The diagnosis was made by performing next-generation molecular testing on ctDNA in the CSF with MSK-IMPACT, a FDA-authorized DNA sequencing panel targeting over 400 oncogenes and tumor suppressor genes identifying mutations, copy number alterations, and gene fusions.[8] The presence of MYD88, CD58, HIST1H1C, KMT2D, and LCK in the patient’s CSF made the molecular diagnosis of PCNSL and guided treatment. Although these mutations have all been linked to hematologic malignancies (Table 1), MYD88 is of particular interest as it occurs in at least 35% of patients with PCNSL. Fontanilles et al. reported that MYD88 had a diagnostic sensitivity of 24% for PCNSL but a specificity of 100%.[9] More recently, Ferreri et al. report a sensitivity of 94% and specificity of 98% for the MYD88 mutation status and IL-10 levels in the CSF.[10] Given the specificity of MYD88 reported in the literature at the time the patient was diagnosed, she was treated with high-dose methotrexate and rituximab even though her brain biopsy was inconclusive.

Table 1.

MSK-IMPACT Report From CSF ctDNA

Gene	Alternate Name	Type	Alteration	Location	Mean Allele Frequency	Function	Citation
MYD88	None	Missense mutation	L265P (c.794T>C)	Exon 5	28.3%	Adaptor protein	Fontanilles et al.[9] Ferreri et al.[10]
KMT2D	MLL2, CAGL114, TNRC21m ALR	Frameshift deletion	P1769Lfs*16 (c.5306del)	Exon 22	29.2%	Tumor suppressor and methyltransferase	Ortega-Molina et al.[11]
CD58	LFA3	Frameshift insertion	H44Ffs*20 (c.126_129dupTTTC)	Exon 2	14.1%	Cell surface adhesion molecule expressed in immune cells	Cao et al.[12]
HIST1H1C	H1-2, H1s-1, H1F2, H1c, H1.2	Missense mutation	Q95E (c.283C>G)	Exon 1	14.9%	Histone H1 variant binding to linker DNA between nucleosomes	Okosun et al.[13]
LCK	None	Nonsense mutation	Q87* (c.259C>T)	Exon 4	20.0%	Tyrosine kinase regulating T-cell receptor signaling	Tan et al.[14]

Somatic alterations detected in ctDNA from the patient’s CSF. Overall sequence coverage was 59×.

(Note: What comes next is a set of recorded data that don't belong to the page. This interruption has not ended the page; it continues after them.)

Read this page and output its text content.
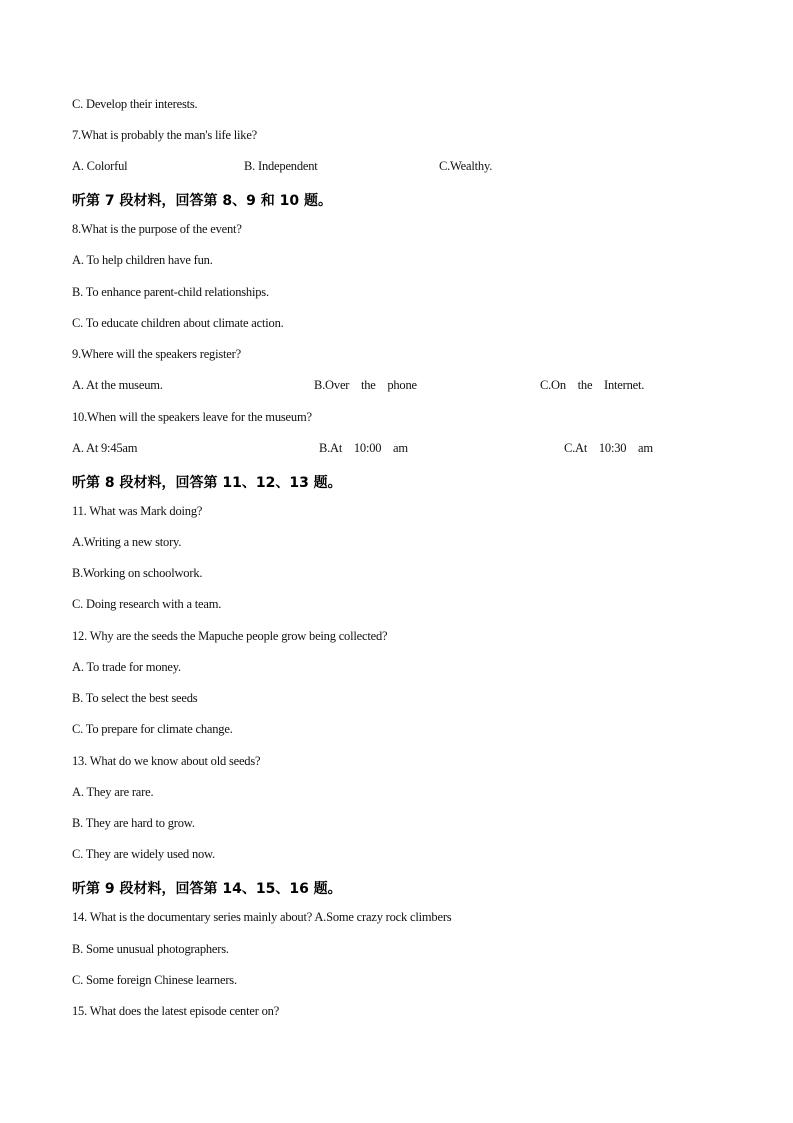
C. Develop their interests.
7.What is probably the man's life like?
A. Colorful	B. Independent	C.Wealthy.
听第 7 段材料，回答第 8、9 和 10 题。
8.What is the purpose of the event?
A. To help children have fun.
B. To enhance parent-child relationships.
C. To educate children about climate action.
9.Where will the speakers register?
A. At the museum.	B.Over    the    phone	C.On    the    Internet.
10.When will the speakers leave for the museum?
A. At 9:45am	B.At    10:00    am	C.At    10:30    am
听第 8 段材料，回答第 11、12、13 题。
11. What was Mark doing?
A.Writing a new story.
B.Working on schoolwork.
C. Doing research with a team.
12. Why are the seeds the Mapuche people grow being collected?
A. To trade for money.
B. To select the best seeds
C. To prepare for climate change.
13. What do we know about old seeds?
A. They are rare.
B. They are hard to grow.
C. They are widely used now.
听第 9 段材料，回答第 14、15、16 题。
14. What is the documentary series mainly about? A.Some crazy rock climbers
B. Some unusual photographers.
C. Some foreign Chinese learners.
15. What does the latest episode center on?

Although next-generation molecular sequencing allowed for the diagnosis to be made, 1 major drawback is the amount of time it takes to generate the results. Molecular diagnostics can take weeks to months to result whereas frozen pathology from a brain biopsy can confirm the diagnosis before the surgery is finished leading to faster treatment and clinical improvement for the patient. Given how quickly PCNSL patients can deteriorate, rapid diagnosis is paramount to their care. At the time of this diagnosis, MSK-IMPACT took 3 weeks to result, though this has improved over the years. Newer technology such as droplet digital PCR can identify mutations like MYD88 and can be resulted faster, but they can only be utilized if the clinician is highly suspicious of PCNSL.[15] In this report, the patient’s diagnosis was unknown in the setting of her MPNST, and the benefit of using a test like MSK-IMPACT is that it targets a wide variety of oncogenes and tumor suppressor genes to help narrow down a diagnosis. This case is an example of how ctDNA can be used to guide treatment of PCNSL in the setting of an inconclusive traditional workup.